Word knowledge most directly helps in assessing the answers, but it indirectly helps as a back-up, where understanding the context, the sentences surrounding the sentence with the blank, is necessary to feeling secure about an answer.
What surprises many students (and parents) is that 90 percent of the SAT's math questions stem from classroom math learned in 9th grade and younger. This includes arithmetic, algebra I, geometry, averages, ratios, and low-level functions. Higher level math, including algebra II, matrices, and basic trigonometry has comprised a mere 10 percent of SAT questions. That 90:10 ratio appears to be staying for the 2024 digital SAT.

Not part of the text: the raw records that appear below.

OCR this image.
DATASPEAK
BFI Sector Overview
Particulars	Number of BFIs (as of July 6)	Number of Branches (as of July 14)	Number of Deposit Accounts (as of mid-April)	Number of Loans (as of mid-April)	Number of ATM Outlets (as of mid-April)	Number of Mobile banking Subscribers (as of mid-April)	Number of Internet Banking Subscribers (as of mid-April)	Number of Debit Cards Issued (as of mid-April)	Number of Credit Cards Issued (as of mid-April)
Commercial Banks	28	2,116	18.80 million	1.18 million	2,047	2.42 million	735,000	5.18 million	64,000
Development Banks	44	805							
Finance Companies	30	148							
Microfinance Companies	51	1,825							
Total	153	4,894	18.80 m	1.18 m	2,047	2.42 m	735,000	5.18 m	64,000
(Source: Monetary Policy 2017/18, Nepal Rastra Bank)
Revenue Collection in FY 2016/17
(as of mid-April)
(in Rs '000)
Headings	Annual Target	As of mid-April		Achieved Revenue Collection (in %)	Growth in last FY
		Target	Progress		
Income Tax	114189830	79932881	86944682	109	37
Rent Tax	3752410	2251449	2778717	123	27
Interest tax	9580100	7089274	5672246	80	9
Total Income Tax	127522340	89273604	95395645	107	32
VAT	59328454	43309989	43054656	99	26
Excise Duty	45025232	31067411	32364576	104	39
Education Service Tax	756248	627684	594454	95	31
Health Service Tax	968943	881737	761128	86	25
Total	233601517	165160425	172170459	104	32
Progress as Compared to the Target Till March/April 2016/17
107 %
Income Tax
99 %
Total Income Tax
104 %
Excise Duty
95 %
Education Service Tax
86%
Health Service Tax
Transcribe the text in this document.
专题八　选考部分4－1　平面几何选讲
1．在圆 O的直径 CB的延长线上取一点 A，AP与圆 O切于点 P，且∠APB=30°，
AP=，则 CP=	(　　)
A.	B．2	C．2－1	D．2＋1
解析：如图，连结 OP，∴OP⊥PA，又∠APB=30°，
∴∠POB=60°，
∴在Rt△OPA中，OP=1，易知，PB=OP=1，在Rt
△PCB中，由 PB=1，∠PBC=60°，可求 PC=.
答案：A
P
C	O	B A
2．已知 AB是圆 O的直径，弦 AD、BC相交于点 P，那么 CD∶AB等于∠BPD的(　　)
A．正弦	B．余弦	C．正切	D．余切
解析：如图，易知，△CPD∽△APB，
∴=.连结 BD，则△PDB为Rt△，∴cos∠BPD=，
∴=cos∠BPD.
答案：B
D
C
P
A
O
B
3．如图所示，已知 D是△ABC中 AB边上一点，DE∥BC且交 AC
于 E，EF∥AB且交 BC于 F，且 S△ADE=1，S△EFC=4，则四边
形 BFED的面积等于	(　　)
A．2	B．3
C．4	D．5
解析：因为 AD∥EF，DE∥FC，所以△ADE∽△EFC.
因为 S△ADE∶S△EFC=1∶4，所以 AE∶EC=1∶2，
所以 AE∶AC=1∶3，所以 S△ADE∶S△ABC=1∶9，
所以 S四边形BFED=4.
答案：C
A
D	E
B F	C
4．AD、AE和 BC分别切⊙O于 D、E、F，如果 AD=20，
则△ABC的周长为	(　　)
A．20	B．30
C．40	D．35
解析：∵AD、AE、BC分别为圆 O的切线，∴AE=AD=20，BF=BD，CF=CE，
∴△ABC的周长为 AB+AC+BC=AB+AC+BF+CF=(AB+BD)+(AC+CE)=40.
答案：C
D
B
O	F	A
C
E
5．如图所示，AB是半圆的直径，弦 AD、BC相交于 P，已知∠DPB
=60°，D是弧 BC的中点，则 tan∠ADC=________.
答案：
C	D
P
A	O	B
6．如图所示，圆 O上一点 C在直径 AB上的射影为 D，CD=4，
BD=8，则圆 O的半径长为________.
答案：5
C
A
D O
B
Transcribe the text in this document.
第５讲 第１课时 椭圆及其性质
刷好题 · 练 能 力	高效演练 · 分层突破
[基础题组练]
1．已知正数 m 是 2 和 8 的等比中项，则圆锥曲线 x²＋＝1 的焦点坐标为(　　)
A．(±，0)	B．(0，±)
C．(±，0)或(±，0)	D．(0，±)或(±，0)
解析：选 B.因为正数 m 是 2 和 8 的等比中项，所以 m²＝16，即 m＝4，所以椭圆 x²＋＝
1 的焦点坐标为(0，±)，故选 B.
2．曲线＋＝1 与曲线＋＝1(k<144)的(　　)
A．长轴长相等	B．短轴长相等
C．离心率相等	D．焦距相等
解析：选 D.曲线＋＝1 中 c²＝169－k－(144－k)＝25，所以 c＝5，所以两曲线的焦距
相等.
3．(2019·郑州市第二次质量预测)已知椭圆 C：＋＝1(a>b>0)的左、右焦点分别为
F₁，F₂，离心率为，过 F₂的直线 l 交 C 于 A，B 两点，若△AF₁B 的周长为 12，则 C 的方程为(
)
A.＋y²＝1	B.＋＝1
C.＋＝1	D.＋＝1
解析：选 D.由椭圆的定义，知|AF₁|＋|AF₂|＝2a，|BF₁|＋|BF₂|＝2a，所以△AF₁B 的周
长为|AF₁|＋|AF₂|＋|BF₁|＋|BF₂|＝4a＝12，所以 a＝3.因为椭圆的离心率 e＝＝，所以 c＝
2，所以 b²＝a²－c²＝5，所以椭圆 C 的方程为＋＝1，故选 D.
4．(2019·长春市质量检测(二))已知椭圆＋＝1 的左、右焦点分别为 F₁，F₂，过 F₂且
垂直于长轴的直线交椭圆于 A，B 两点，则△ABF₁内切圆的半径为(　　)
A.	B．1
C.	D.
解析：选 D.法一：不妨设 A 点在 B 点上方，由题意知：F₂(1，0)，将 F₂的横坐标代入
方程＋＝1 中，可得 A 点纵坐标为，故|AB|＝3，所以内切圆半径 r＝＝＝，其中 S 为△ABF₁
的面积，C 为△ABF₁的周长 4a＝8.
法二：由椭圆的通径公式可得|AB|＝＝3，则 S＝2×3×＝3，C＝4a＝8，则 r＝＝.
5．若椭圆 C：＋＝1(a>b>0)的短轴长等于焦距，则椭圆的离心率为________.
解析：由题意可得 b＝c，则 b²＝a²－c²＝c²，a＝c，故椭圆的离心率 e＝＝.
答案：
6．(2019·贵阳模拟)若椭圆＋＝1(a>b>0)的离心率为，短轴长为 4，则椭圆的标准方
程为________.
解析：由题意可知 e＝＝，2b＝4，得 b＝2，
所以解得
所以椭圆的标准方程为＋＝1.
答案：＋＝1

Students who have not reached these higher levels of math in school can still get perfect 800 scores on the SAT math. The 10 percent of the test might be new can be easily coached by a solid tutor or SAT prep class. It’s more important to master the way the SAT asks math questions: word problems often use convoluted English, straightforward questions often put two skills into a single question (like algebra and geometry, or algebra and averages), and questions sometimes direct unwary students to solving the wrong item.
Thus, the level of math is less important to master than the kind of math. Some students have well-developed–perhaps innate–test-taking skills. For others, a coach can make a huge difference. School textbooks rarely do; textbooks contain straightforward math and cookie-cutter word problems. The math on the SAT demands more versatility.